Importantly, a person with VCID is likely to experience other microinfarcts during this recovery time. Furthermore, these tiny infarcts occur not only in the brain's grey matter, where this study was conducted, but also in the white matter, which sends messages from one part of the brain to another.

"Over time, after you have a lot of microinfarcts, there may be enough accumulated damage in the brain's circuitry to equal the impact of a larger event," said Shih.

According to Shih, one of the most important messages from this study is that conventional methods used in clinical trials do not reveal the entire impact that microinfarcts have on brain function. He hopes that his team's contribution to illuminating microinfarct pathology will help inform MRI interpretation in humans and help researchers better explain some of the relationships that they see in clinical studies.

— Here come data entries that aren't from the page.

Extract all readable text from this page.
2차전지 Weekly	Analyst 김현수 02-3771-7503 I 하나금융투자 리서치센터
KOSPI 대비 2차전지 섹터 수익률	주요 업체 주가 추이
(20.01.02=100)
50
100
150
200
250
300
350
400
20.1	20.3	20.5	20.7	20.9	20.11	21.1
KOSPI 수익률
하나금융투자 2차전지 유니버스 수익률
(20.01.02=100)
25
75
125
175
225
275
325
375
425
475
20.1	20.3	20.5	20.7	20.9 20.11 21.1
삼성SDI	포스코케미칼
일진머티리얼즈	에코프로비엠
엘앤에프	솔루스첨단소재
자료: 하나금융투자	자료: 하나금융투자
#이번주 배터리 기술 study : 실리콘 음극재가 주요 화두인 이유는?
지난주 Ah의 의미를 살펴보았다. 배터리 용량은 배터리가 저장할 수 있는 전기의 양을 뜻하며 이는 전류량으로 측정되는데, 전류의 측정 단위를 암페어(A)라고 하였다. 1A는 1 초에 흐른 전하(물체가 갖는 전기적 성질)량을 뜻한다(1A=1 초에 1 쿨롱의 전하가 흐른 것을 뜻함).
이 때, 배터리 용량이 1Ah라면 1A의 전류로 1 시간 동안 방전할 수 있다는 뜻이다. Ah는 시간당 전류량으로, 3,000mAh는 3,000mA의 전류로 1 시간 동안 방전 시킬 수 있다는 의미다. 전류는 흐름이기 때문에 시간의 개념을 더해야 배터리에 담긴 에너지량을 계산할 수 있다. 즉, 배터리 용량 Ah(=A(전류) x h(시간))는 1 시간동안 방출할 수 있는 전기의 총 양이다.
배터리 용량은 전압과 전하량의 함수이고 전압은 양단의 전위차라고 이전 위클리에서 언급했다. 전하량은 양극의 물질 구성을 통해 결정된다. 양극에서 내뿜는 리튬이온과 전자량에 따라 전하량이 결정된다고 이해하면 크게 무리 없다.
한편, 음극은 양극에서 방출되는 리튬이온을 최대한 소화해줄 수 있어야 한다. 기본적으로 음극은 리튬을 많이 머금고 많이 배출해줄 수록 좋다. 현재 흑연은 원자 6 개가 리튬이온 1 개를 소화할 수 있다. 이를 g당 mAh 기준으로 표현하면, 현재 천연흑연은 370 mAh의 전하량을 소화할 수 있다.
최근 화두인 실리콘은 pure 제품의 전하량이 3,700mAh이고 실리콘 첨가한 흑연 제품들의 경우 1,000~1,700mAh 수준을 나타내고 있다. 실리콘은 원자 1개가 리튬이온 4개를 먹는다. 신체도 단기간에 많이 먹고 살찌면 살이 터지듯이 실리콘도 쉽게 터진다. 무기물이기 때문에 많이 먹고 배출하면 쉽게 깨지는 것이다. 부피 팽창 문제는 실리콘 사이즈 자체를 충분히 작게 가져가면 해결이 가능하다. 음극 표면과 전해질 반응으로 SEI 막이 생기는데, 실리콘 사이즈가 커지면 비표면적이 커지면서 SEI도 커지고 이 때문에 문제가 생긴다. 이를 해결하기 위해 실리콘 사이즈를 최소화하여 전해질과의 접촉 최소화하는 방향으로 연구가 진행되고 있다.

These findings might also lead to new preventive protocols. "On a clinical level, maybe it's a situation where therapeutics can play a bigger role. Maybe drugs that we already have can mitigate the cumulative damage of microinfarcts," speculated Shih. "The neuro-protective idea hasn't flown very far for acute stroke, in part, because the window of time for protecting the brain from stroke damage is very narrow. But, for microinfarcts, you don't have to know exactly when they occur. If an MRI shows a person is at high risk for microinfarcts, maybe one day we can put them on a drug for a while to reduce the impacts of these lesions."